Zum Prozessauftakt waren nur Teile der damaligen Vorwürfe juristisch Thema. Und zwar jene, zu denen die Ravensburger Staatsanwaltschaft seit Oktober 2016 ermittelte. So soll Annegret Kneer in drei Fällen Medikamente falsch abgerechnet und Schmerzpumpen selbst neu befüllt haben, obwohl dies nur darauf spezialisierte Apotheker in Reinräumen dürfen. Außerdem habe sie das Krankenblatt eines Gasts zerrissen und ein neues geschrieben, um so zivilrechtliche Ansprüche von Angehörigen eines im Hospiz Verstorbenen zu vereiteln.
Soweit der Kern der Anschuldigungen, die am Dienstag detailreich erörtert wurden.
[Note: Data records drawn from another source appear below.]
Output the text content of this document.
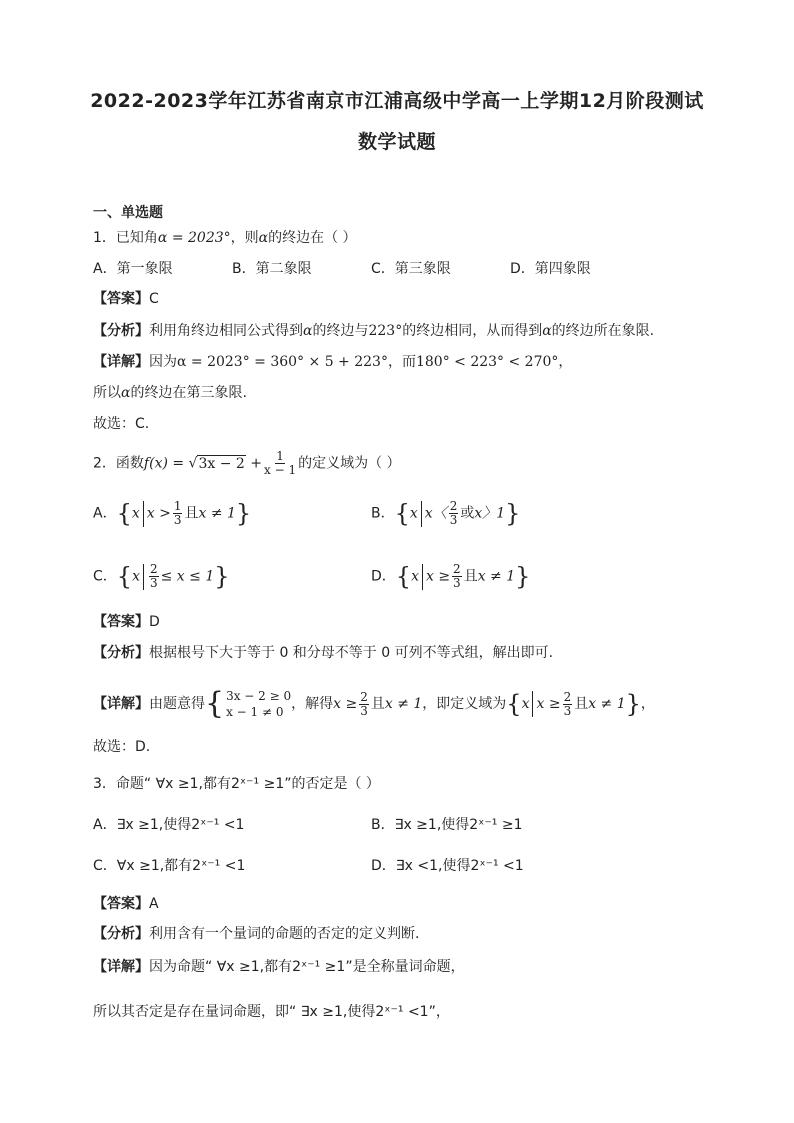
2022-2023学年江苏省南京市江浦高级中学高一上学期12月阶段测试
数学试题
一、单选题
1．已知角α = 2023°，则α的终边在（ ）
A．第一象限	B．第二象限	C．第三象限	D．第四象限
【答案】C
【分析】利用角终边相同公式得到α的终边与223°的终边相同，从而得到α的终边所在象限.
【详解】因为α = 2023° = 360° × 5 + 223°，而180° < 223° < 270°，
所以α的终边在第三象限.
故选：C.
2．函数$f(x) = √3x - 2 + \frac{1}{x - 1}$ 的定义域为（ ）
A．{x $x > \frac{1}{3}$ 且x ≠ 1}	B．{x x〈 $\frac{2}{3}$ 或x〉1}
C．$\{x \frac{2}{3} \le x \le 1\}$	D．{x $x \ge \frac{2}{3}$ 且x ≠ 1}
【答案】D
【分析】根据根号下大于等于 0 和分母不等于 0 可列不等式组，解出即可.
【详解】由题意得 { 3x − 2 ≥ 0
x − 1 ≠ 0 ，解得$x \ge \frac{2}{3}$ 且x ≠ 1，即定义域为{x $x \ge \frac{2}{3}$ 且x ≠ 1}，
故选：D.
3．命题“ ∀x ≥1,都有2ˣ⁻¹ ≥1”的否定是（ ）
A．∃x ≥1,使得2ˣ⁻¹ <1	B．∃x ≥1,使得2ˣ⁻¹ ≥1
C．∀x ≥1,都有2ˣ⁻¹ <1	D．∃x <1,使得2ˣ⁻¹ <1
【答案】A
【分析】利用含有一个量词的命题的否定的定义判断.
【详解】因为命题“ ∀x ≥1,都有2ˣ⁻¹ ≥1”是全称量词命题，
所以其否定是存在量词命题，即“ ∃x ≥1,使得2ˣ⁻¹ <1”，
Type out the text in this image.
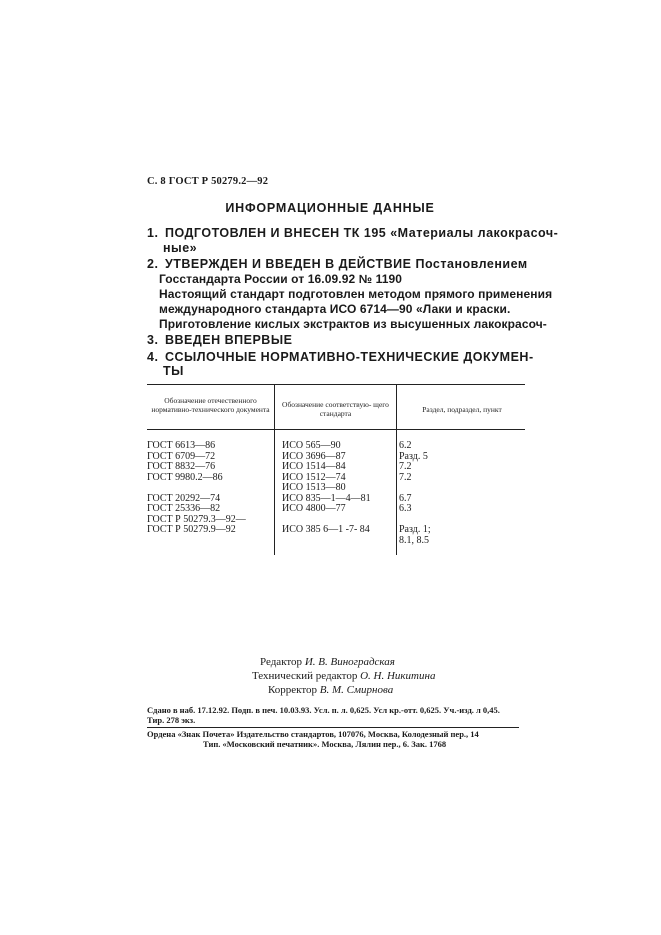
С. 8 ГОСТ Р 50279.2—92
ИНФОРМАЦИОННЫЕ ДАННЫЕ
1. ПОДГОТОВЛЕН И ВНЕСЕН ТК 195 «Материалы лакокрасоч-
ные»
2. УТВЕРЖДЕН И ВВЕДЕН В ДЕЙСТВИЕ Постановлением
Госстандарта России от 16.09.92 № 1190
Настоящий стандарт подготовлен методом прямого применения
международного стандарта ИСО 6714—90 «Лаки и краски.
Приготовление кислых экстрактов из высушенных лакокрасоч-
3. ВВЕДЕН ВПЕРВЫЕ
4. ССЫЛОЧНЫЕ НОРМАТИВНО-ТЕХНИЧЕСКИЕ ДОКУМЕН-
ТЫ
Обозначение отечественного нормативно-технического документа
Обозначение соответствую- щего стандарта	Раздел, подраздел, пункт
ГОСТ 6613—86
ГОСТ 6709—72
ГОСТ 8832—76
ГОСТ 9980.2—86
ГОСТ 20292—74
ГОСТ 25336—82
ГОСТ Р 50279.3—92—
ГОСТ Р 50279.9—92
ИСО 565—90
ИСО 3696—87
ИСО 1514—84
ИСО 1512—74
ИСО 1513—80
ИСО 835—1—4—81
ИСО 4800—77
ИСО 385 6—1 -7- 84
6.2
Разд. 5
7.2
7.2
6.7
6.3
Разд. 1;
8.1, 8.5
Редактор И. В. Виноградская
Технический редактор О. Н. Никитина
Корректор В. М. Смирнова
Сдано в наб. 17.12.92. Подп. в печ. 10.03.93. Усл. п. л. 0,625. Усл кр.-отт. 0,625. Уч.-изд. л 0,45.
Тир. 278 экз.
Ордена «Знак Почета» Издательство стандартов, 107076, Москва, Колодезный пер., 14
Тип. «Московский печатник». Москва, Лялин пер., 6. Зак. 1768
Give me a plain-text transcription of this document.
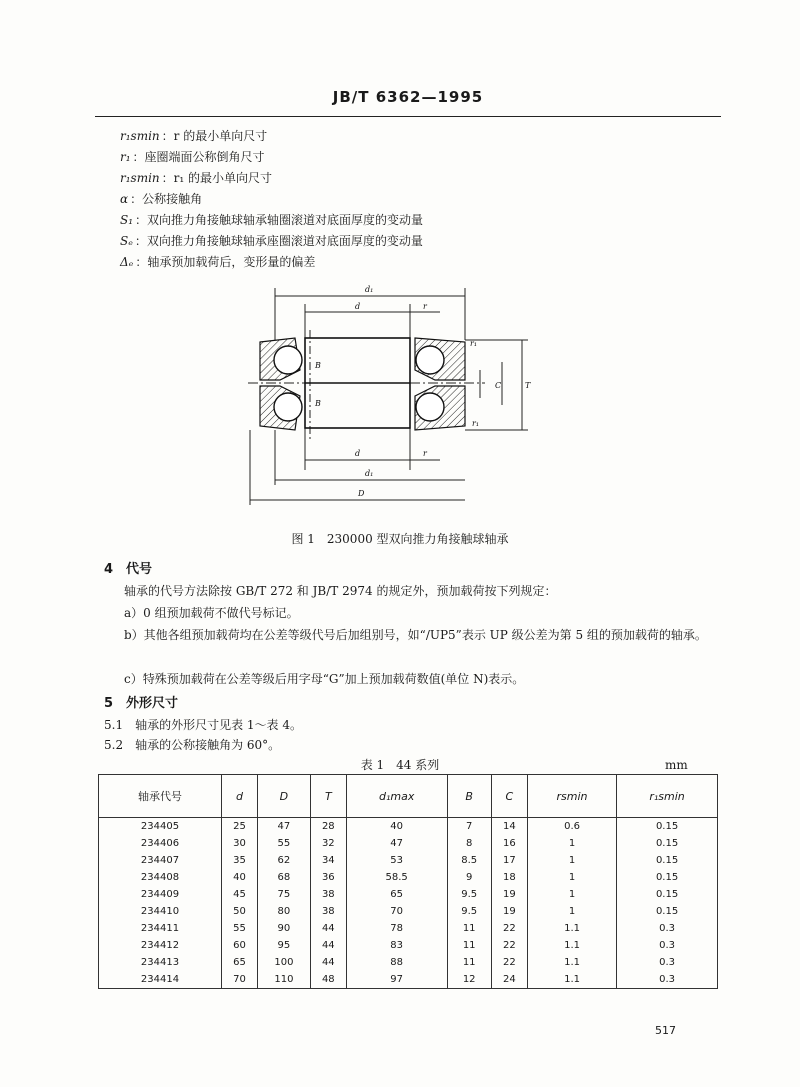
JB/T 6362—1995
r₁smin ：r 的最小单向尺寸
r₁ ：座圈端面公称倒角尺寸
r₁smin ：r₁ 的最小单向尺寸
α ：公称接触角
S₁ ：双向推力角接触球轴承轴圈滚道对底面厚度的变动量
Sₑ ：双向推力角接触球轴承座圈滚道对底面厚度的变动量
Δₑ ：轴承预加载荷后，变形量的偏差
d₁
d	r
T
C
r₁
r₁
B
B
d	r
d₁
D
图 1　230000 型双向推力角接触球轴承
4　代号
轴承的代号方法除按 GB/T 272 和 JB/T 2974 的规定外，预加载荷按下列规定：
a）0 组预加载荷不做代号标记。
b）其他各组预加载荷均在公差等级代号后加组别号，如“/UP5”表示 UP 级公差为第 5 组的预加载荷的轴承。
c）特殊预加载荷在公差等级后用字母“G”加上预加载荷数值(单位 N)表示。
5　外形尺寸
5.1　轴承的外形尺寸见表 1～表 4。
5.2　轴承的公称接触角为 60°。
表 1　44 系列	mm
轴承代号	d	D	T	d₁max	B	C	rsmin	r₁smin
234405	25	47	28	40	7	14	0.6	0.15
234406	30	55	32	47	8	16	1	0.15
234407	35	62	34	53	8.5	17	1	0.15
234408	40	68	36	58.5	9	18	1	0.15
234409	45	75	38	65	9.5	19	1	0.15
234410	50	80	38	70	9.5	19	1	0.15
234411	55	90	44	78	11	22	1.1	0.3
234412	60	95	44	83	11	22	1.1	0.3
234413	65	100	44	88	11	22	1.1	0.3
234414	70	110	48	97	12	24	1.1	0.3
517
Endgültige Aufklärung dazu gab es da nicht. Drei vom Gericht und der Verteidigung bestellte Zeugen widersprachen sich und wiesen teils auch Erinnerungslücken bezüglich einstiger eigener Äußerungen bei der Polizei auf. In zwei Fällen gab Annegret Kneer „Fehler in der Dokumentation“zu, begründete dies aber mit dem „hektischen Ablauf“am Hospiz.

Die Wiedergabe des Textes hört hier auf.